Given various combinations of an individual patient’s physiology and environmental conditions, such as humidity and temperature, the gas cloud and its payload of pathogen-bearing droplets of all sizes can travel 23 to 27 feet (7-8 m). [...] Eventually the cloud and its droplet payload lose momentum and coherence, and the remaining droplets within the cloud evaporate, producing residues or droplet nuclei that may stay suspended in the air for hours, following airflow patterns imposed by ventilation or climate-control systems.
So indoors basically no distance is safe, outdoors maybe 10 meters is safe if people aren’t up/down wind of each other.
I think the main followup question I have is “what’s the rate of falloff for outdoors?” (given that my goal here is not “100% safe”, its “the risk is comparable (i.e. within a factor of 2ish) to the usual background default level of micromorts”, for the range of stuff humans typically do.)

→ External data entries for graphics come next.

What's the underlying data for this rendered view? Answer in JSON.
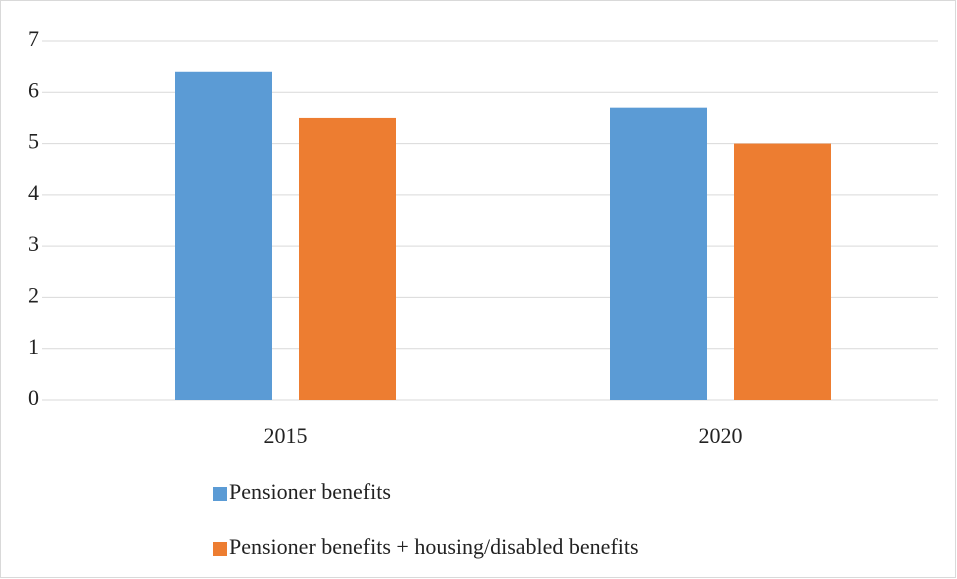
{
  "chart_data": {
    "type": "bar",
    "categories": [
      "2015",
      "2020"
    ],
    "series": [
      {
        "name": "Pensioner benefits",
        "color": "#5b9bd5",
        "values": [
          6.4,
          5.7
        ]
      },
      {
        "name": "Pensioner benefits + housing/disabled benefits",
        "color": "#ed7d31",
        "values": [
          5.5,
          5.0
        ]
      }
    ],
    "ylim": [
      0,
      7
    ],
    "yticks": [
      0,
      1,
      2,
      3,
      4,
      5,
      6,
      7
    ],
    "grid": true,
    "legend": "bottom"
  }
}
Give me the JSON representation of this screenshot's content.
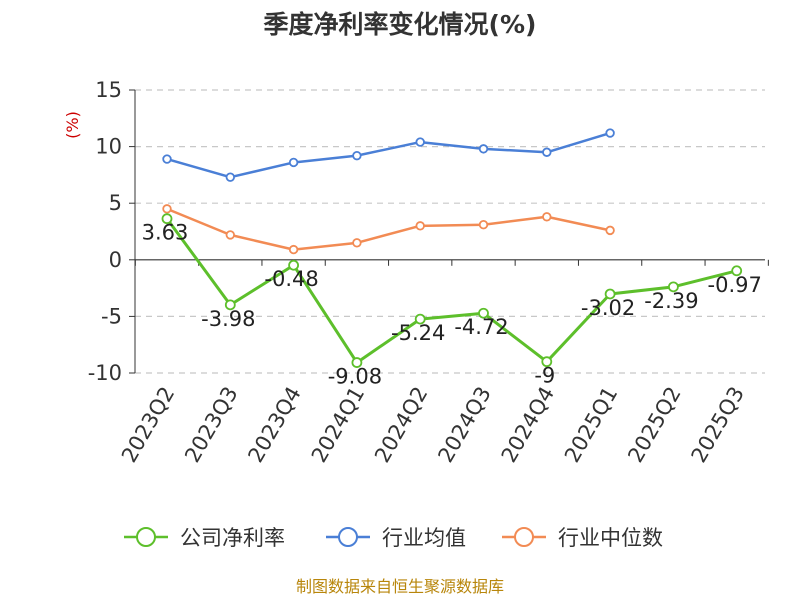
{
  "chart_data": {
    "type": "line",
    "title": "季度净利率变化情况(%)",
    "ylabel": "(%)",
    "xlabel": "",
    "categories": [
      "2023Q2",
      "2023Q3",
      "2023Q4",
      "2024Q1",
      "2024Q2",
      "2024Q3",
      "2024Q4",
      "2025Q1",
      "2025Q2",
      "2025Q3"
    ],
    "ylim": [
      -10,
      15
    ],
    "yticks": [
      15,
      10,
      5,
      0,
      -5,
      -10
    ],
    "grid": true,
    "legend_position": "bottom",
    "series": [
      {
        "name": "公司净利率",
        "color": "#5dbf2b",
        "values": [
          3.63,
          -3.98,
          -0.48,
          -9.08,
          -5.24,
          -4.72,
          -9,
          -3.02,
          -2.39,
          -0.97
        ],
        "labels": [
          "3.63",
          "-3.98",
          "-0.48",
          "-9.08",
          "-5.24",
          "-4.72",
          "-9",
          "-3.02",
          "-2.39",
          "-0.97"
        ]
      },
      {
        "name": "行业均值",
        "color": "#4a7fd6",
        "values": [
          8.9,
          7.3,
          8.6,
          9.2,
          10.4,
          9.8,
          9.5,
          11.2,
          null,
          null
        ]
      },
      {
        "name": "行业中位数",
        "color": "#f28b54",
        "values": [
          4.5,
          2.2,
          0.9,
          1.5,
          3.0,
          3.1,
          3.8,
          2.6,
          null,
          null
        ]
      }
    ]
  },
  "footer": {
    "source": "制图数据来自恒生聚源数据库"
  }
}
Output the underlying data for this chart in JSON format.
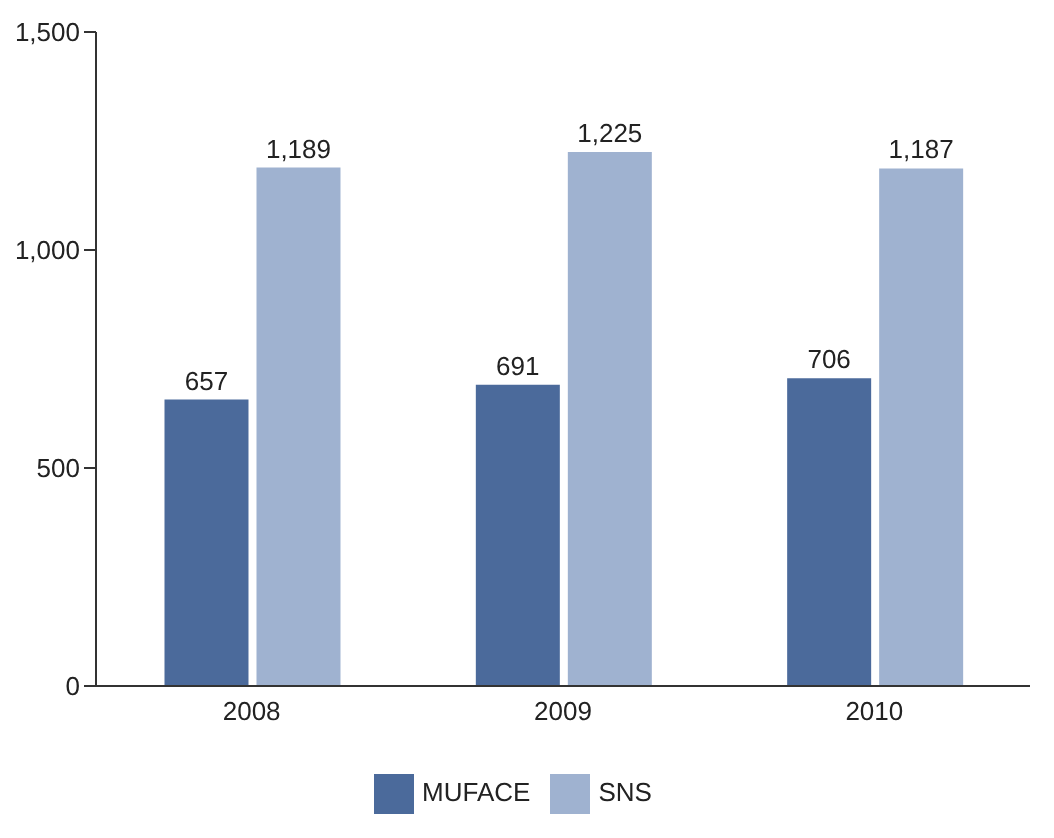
{
  "chart_data": {
    "type": "bar",
    "categories": [
      "2008",
      "2009",
      "2010"
    ],
    "series": [
      {
        "name": "MUFACE",
        "color": "#4b6a9b",
        "values": [
          657,
          691,
          706
        ],
        "value_labels": [
          "657",
          "691",
          "706"
        ]
      },
      {
        "name": "SNS",
        "color": "#9fb2d0",
        "values": [
          1189,
          1225,
          1187
        ],
        "value_labels": [
          "1,189",
          "1,225",
          "1,187"
        ]
      }
    ],
    "ylim": [
      0,
      1500
    ],
    "yticks": [
      {
        "value": 0,
        "label": "0"
      },
      {
        "value": 500,
        "label": "500"
      },
      {
        "value": 1000,
        "label": "1,000"
      },
      {
        "value": 1500,
        "label": "1,500"
      }
    ],
    "grid": false,
    "legend": "bottom"
  }
}
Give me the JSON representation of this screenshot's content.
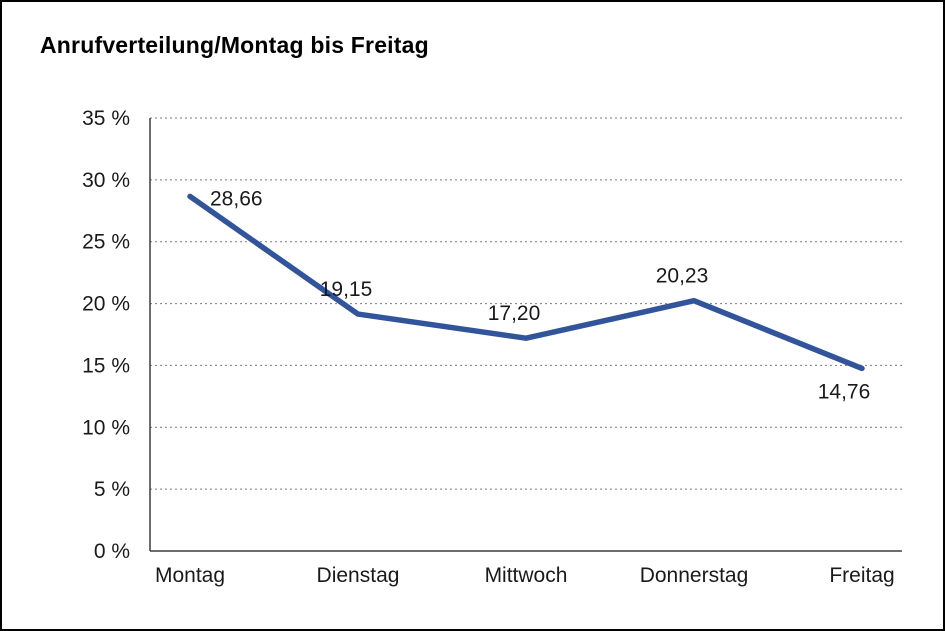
{
  "page": {
    "title": "Anrufverteilung/Montag bis Freitag"
  },
  "chart_data": {
    "type": "line",
    "title": "Anrufverteilung/Montag bis Freitag",
    "categories": [
      "Montag",
      "Dienstag",
      "Mittwoch",
      "Donnerstag",
      "Freitag"
    ],
    "values": [
      28.66,
      19.15,
      17.2,
      20.23,
      14.76
    ],
    "data_labels": [
      "28,66",
      "19,15",
      "17,20",
      "20,23",
      "14,76"
    ],
    "label_positions": [
      "right",
      "above",
      "above",
      "above",
      "below"
    ],
    "xlabel": "",
    "ylabel": "",
    "ylim": [
      0,
      35
    ],
    "y_tick_step": 5,
    "y_tick_labels": [
      "0 %",
      "5 %",
      "10 %",
      "15 %",
      "20 %",
      "25 %",
      "30 %",
      "35 %"
    ],
    "grid": "horizontal-dotted",
    "legend_position": "none",
    "line_color": "#32549B",
    "grid_color": "#7a7a7a",
    "axis_color": "#3d3d3d",
    "text_color": "#1a1a1a",
    "background_color": "#ffffff",
    "border_color": "#000000"
  }
}
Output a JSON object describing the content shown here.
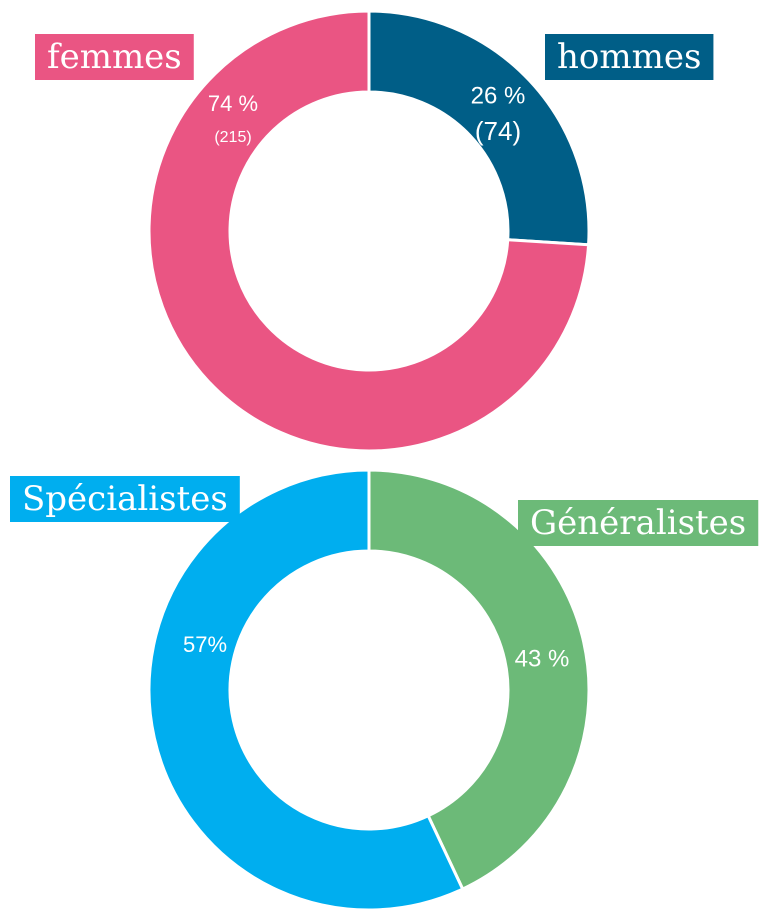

Another reference (being reported in the news): Turbulent Gas Clouds and Respiratory Pathogen Emissions—Potential Implications for Reducing Transmission of COVID-19
So indoors basically no distance is safe, outdoors maybe 10 meters is safe if people aren’t up/down wind of each other.
Thanks, this is great.
I think the main followup question I have is “what’s the rate of falloff for outdoors?” (given that my goal here is not “100% safe”, its “the risk is comparable (i.e. within a factor of 2ish) to the usual background default level of micromorts”, for the range of stuff humans typically do.)
Found this link, which I think corroborates the paper Wei Dai linked. Haven’t review it yet.